I read the description, but wasn’t sure I wanted to make it a permanent part of my collection as the last cocktail I drank was in 1975 — a Tequila Sunrise which, I found out in this course, is just a tequila screwdriver with grenadine.  I also learned that Tequila is a place, and that the heart of the agave plant from which the liquor is distilled is called a piña (which has nothing to do with a piña colada).  My research is already paying off.

I bought two courses I wanted more than this one, budgets being what they are, but the idea of learning what many adults already know wouldn’t leave me alone.  I was pleased when I checked the library’s website to find that the course was there.  I put it on hold, and it arrived quickly.  I took about a week or so to get around to watching it, but once I started I found the episodes engaging and watched them all, yesterday and today.

The one downside to making the course “interactive” was tasting the spirits.
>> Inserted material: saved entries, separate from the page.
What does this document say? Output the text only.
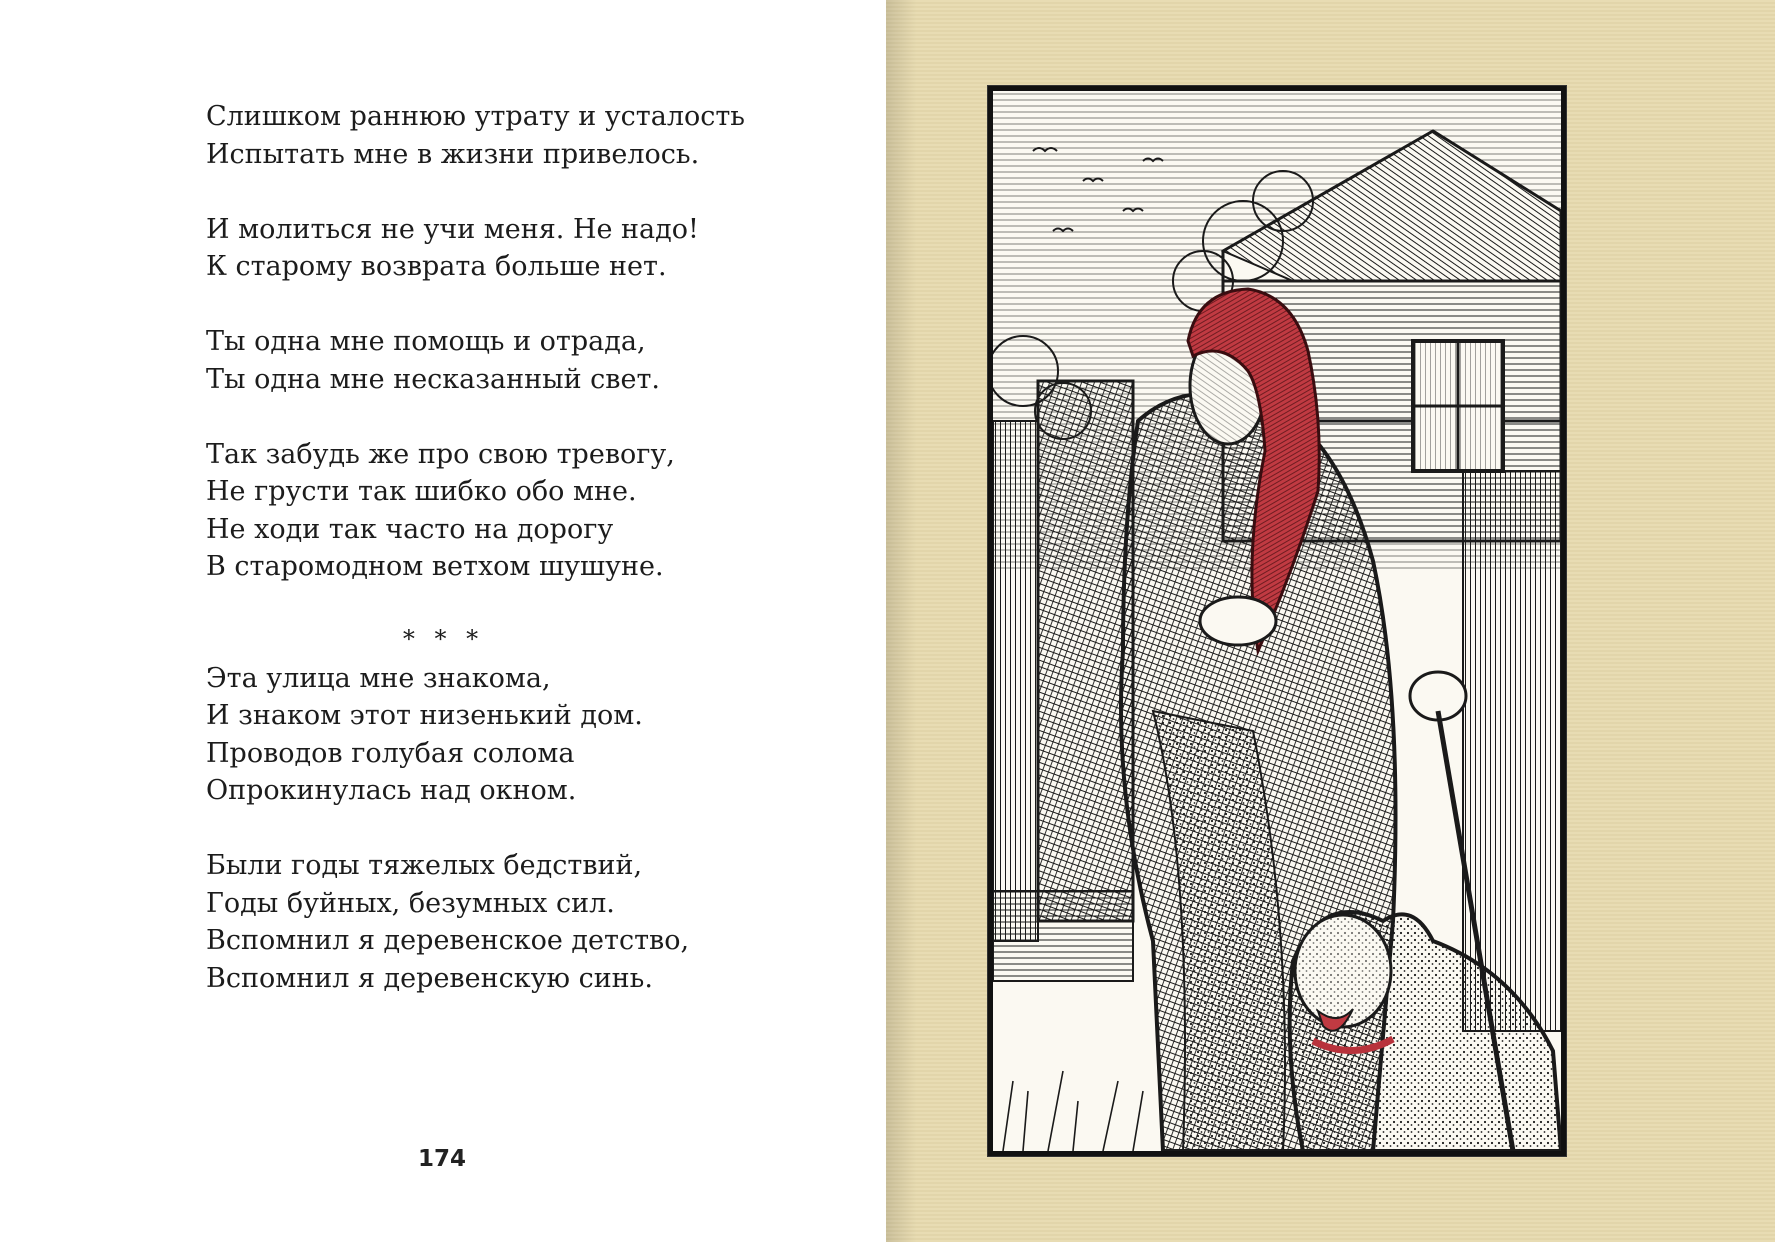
Слишком раннюю утрату и усталость
Испытать мне в жизни привелось.
И молиться не учи меня. Не надо!
К старому возврата больше нет.
Ты одна мне помощь и отрада,
Ты одна мне несказанный свет.
Так забудь же про свою тревогу,
Не грусти так шибко обо мне.
Не ходи так часто на дорогу
В старомодном ветхом шушуне.
* * *
Эта улица мне знакома,
И знаком этот низенький дом.
Проводов голубая солома
Опрокинулась над окном.
Были годы тяжелых бедствий,
Годы буйных, безумных сил.
Вспомнил я деревенское детство,
Вспомнил я деревенскую синь.
174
I tried whiskey yesterday and even though I only tasted the liquid still clinging to a spoon I dipped into each spirit, it seemed that the flavor stayed in my mouth for hours after.  I was surprised at the pervasiveness of both the smell and taste especially since the whiskey I had was Canadian and not one of the peaty brands.

Despite the clinginess of the flavor, I wanted to continue my education.  My husband and I went to a liquor store and bought a selection of the tiny bottles of liquor such as airlines use.  I’m not sure if the clerk believed me when I said I was buying all those little bottles for research.

Not all the recommended liquors were available in sample-sized bottles — to get potato vodka I’d have had to buy a 3-pack of fifths — but there were more than I expected.  I was lucky in that I do like cooking with some liquors (Calvados in apple crisp lends a sophisticated depth to the homey dish, and Wild Turkey gives pumpkin pie new flavor notes) so I already had a selection to taste — the taller bottles in the photo are my cooking liquors.

As for the character research, I now have in mind a sophisticated gentleman as a supporting character.  I’m looking forward to finding out whether his coworkers appreciate his cocktail gatherings and dinner parties. He is probably also knowledgeable about wine. Luckily, that course is still on sale.